Balcombe talks about going on a safari in South Africa and being told by the guide that the boat portion of the trip has to be canceled because there are “angry hippos” out there. Hippos, according to the guide, kill more people than any other African mammal. But that’s not true. The African mammal that kills the most humans is the human. In the Rwandan genocide of 1994, angry humans were killing up to 10,000 of their own kind every day. There are no official estimates, meanwhile, of how many humans are being killed by hippos. But only about 800 hippos remain in the Virunga National Park, down from 29,000 in the mid-1970s.
This may all come across as a grim picture, but Balcombe is optimistic. He says that while physical evolution moves slowly, cultural evolution can move very fast. Only two centuries ago, the slave trade was in full swing. Colonialism has all but died out since the end of World War II. The oppression of women and children is headed for the dust heap of history. The next great social advance for humankind, he says, is the establishment of basic freedoms for sentient animals.

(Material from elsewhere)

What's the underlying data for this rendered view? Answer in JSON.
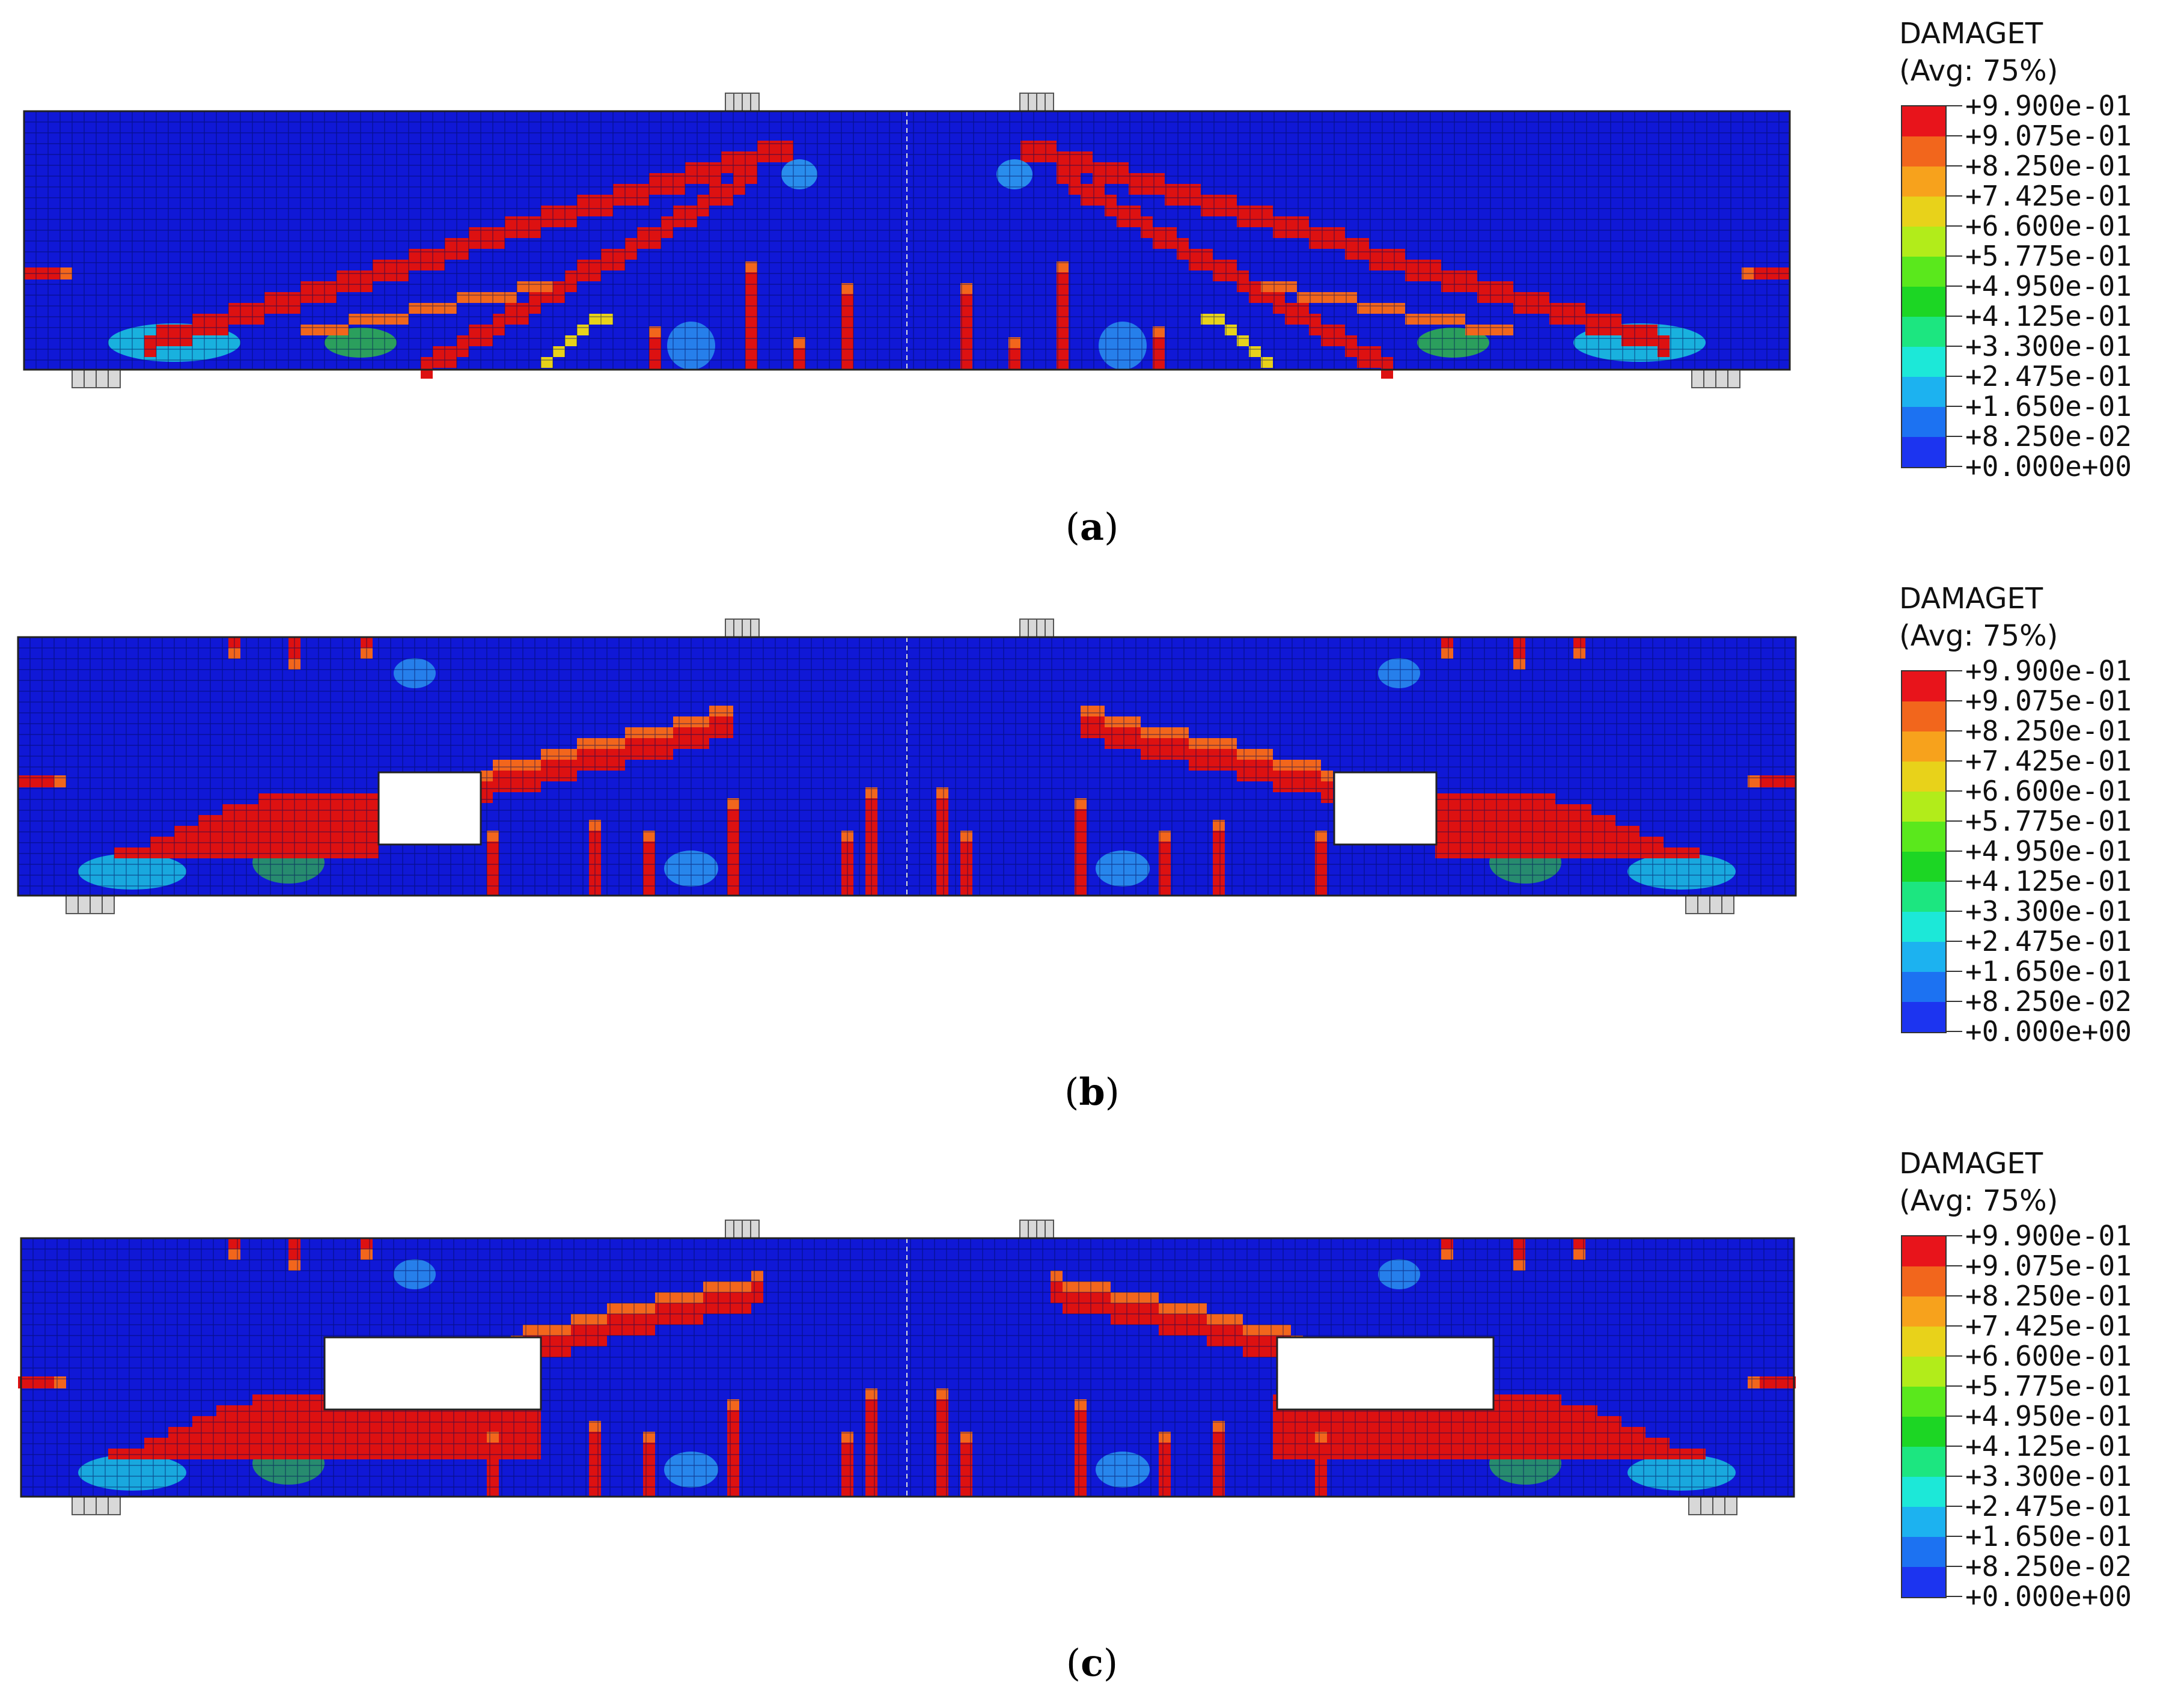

How can any of us play a meaningful role in making this happen? Very simply, says Balcombe, the one thing we can all do is stop buying animal products. Go vegan. “Going vegan,” he argues, “is the holy grail of personal activism for animals. Any decrease in the amount of meat eaten is to the good.”
The meat industry is responsible for more greenhouse gases than all cars, planes and the rest of the transportation industry combined. And while most of us have heard that cruelty to animals goes hand in hand with cruelty to other humans, Balcombe points out that this applies to entire societies, too. An extensive analysis of 581 American counties with and without slaughterhouses found that slaughterhouse employment increases the arrest rates for violent crimes.
“If we heard of an alien civilization,” her writes, “that takes babies away from their mothers, eats the babies and consumers the mother’s milk, we would probably not want to meet them.” But that’s the dairy industry. And Balcombe’s description of this, coming toward the end of his book, is especially poignant in that we have by now learned that cows, like so many other animals, suffer grief at the loss of a baby.
Balcombe suggests that two things will help turn the tide and lead us into our “second nature”. One is the growing knowledge that there are no great differences between us humans and the other animals when it comes to intelligence, emotion and the like. The other is that we’re beginning to realize that we just can’t go on the way we are. Climate change, he believes, may be a blessing in disguise, forcing us to a new relationship with the animals and nature.
The big question now is whether we can make the change before it’s too late.